The semiconductor sector contributes 17% to South Korea’s exports, and the country has emerged as a significant beneficiary of the AI boom, with exports having risen over 50% year-on-year. Analysts believe that South Korea’s substantial investment in AI research and development, along with a growing number of AI-related patents, will bolster its position in AI adoption in the long run.

However, the analysts cautioned that escalating geopolitical tensions could impact the semiconductor supply chain, particularly due to the ongoing discord between the U.S. and China. Despite South Korea’s attempts to diversify its chip exports beyond China, over 30% of its semiconductor exports in 2023 were still directed towards China and Hong Kong, with a similar proportion going to the U.S.

Analysts warned that if geopolitical relations deteriorate and the U.S. enacts further trade restrictions on advanced or AI-related chip exports to China, it could severely affect South Korea’s memory semiconductor exports.

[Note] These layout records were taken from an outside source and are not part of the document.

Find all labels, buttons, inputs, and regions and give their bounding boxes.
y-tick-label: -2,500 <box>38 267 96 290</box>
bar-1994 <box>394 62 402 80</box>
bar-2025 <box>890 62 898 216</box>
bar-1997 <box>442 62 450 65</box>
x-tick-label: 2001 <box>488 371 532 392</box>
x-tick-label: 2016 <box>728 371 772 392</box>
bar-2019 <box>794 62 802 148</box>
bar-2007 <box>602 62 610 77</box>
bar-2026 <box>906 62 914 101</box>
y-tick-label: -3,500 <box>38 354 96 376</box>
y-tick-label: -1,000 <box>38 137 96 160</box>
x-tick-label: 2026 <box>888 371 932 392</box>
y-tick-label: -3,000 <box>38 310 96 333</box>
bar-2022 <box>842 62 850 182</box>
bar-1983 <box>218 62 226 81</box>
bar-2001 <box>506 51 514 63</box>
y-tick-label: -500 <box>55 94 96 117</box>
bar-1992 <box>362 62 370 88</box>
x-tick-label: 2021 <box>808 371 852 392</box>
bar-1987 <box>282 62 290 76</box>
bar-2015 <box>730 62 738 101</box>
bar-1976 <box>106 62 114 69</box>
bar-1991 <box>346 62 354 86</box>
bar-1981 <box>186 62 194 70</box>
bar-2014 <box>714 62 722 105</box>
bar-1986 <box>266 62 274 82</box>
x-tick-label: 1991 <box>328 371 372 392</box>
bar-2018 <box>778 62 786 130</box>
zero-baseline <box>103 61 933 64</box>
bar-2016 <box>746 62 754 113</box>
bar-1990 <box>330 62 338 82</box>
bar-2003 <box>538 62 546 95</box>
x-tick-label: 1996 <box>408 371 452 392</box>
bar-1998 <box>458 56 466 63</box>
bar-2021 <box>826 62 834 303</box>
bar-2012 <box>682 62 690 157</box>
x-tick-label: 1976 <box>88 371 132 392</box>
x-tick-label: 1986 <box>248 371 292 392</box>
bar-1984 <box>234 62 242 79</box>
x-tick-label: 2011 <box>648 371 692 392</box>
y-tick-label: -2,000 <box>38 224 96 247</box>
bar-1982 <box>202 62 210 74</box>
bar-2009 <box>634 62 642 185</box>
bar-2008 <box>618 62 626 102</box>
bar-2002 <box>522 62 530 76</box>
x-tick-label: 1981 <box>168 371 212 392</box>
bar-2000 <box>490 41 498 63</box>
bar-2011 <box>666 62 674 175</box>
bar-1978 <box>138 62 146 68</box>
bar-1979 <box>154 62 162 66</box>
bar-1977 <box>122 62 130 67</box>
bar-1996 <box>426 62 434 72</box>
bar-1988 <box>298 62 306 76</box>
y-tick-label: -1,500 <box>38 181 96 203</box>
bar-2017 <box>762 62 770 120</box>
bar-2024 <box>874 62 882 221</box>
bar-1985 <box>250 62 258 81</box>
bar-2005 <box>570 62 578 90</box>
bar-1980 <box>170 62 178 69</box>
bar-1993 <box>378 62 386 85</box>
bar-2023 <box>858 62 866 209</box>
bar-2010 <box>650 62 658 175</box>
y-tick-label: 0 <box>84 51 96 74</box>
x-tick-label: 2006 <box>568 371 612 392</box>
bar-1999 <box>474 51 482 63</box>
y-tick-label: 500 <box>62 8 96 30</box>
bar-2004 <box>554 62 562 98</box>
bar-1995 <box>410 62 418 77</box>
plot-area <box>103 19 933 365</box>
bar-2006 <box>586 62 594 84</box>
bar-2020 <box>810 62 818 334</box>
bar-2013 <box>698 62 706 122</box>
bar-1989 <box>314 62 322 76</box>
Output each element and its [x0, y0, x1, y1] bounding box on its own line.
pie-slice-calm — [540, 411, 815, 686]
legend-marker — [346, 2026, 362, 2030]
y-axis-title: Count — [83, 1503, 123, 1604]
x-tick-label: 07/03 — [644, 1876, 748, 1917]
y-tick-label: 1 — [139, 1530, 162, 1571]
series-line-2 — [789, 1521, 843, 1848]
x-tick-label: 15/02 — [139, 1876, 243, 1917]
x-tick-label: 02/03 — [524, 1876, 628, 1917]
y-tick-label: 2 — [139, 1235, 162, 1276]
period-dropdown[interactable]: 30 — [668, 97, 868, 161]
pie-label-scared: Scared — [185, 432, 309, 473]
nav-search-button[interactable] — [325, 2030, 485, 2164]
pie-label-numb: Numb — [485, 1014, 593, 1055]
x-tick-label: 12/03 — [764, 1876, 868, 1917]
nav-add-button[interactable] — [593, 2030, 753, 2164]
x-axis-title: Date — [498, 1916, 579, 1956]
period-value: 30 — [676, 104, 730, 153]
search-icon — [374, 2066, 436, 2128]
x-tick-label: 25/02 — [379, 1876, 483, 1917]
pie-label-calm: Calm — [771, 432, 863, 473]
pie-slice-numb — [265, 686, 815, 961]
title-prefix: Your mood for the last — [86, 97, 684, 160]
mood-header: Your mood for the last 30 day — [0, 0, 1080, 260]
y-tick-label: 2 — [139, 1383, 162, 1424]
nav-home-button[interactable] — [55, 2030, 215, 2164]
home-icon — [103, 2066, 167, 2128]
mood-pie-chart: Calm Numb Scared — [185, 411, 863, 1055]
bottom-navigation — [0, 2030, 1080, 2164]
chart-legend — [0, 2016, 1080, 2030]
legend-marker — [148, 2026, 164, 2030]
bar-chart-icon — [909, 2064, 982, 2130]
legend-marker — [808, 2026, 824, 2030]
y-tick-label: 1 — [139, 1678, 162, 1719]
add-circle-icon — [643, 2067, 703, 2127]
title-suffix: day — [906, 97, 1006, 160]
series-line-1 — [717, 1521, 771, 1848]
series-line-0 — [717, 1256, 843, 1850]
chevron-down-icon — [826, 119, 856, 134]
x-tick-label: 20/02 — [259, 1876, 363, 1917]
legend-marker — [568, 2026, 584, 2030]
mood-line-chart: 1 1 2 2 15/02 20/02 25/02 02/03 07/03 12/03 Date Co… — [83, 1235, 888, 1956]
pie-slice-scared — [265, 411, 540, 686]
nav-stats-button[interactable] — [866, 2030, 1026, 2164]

Additionally, South Korean chip manufacturers rely on China for essential chipmaking components and equipment, meaning any disruption in this supply chain could hinder the ability of South Korean companies to acquire the necessary tools for chip production.

The U.S. has reportedly asked South Korea to limit exports of equipment and technology needed to produce memory and advanced logic chips to China. South Korean officials are evaluating this request in light of potential impacts on major firms like Samsung and SK Hynix, which have operations in China, its largest trading partner.

At the same time, the Biden administration is reportedly considering imposing export controls known as the foreign direct product rule on allies that continue to sell chipmaking tools to China. This rule would prevent any goods from being exported if they are produced using a certain percentage of U.S. intellectual property components.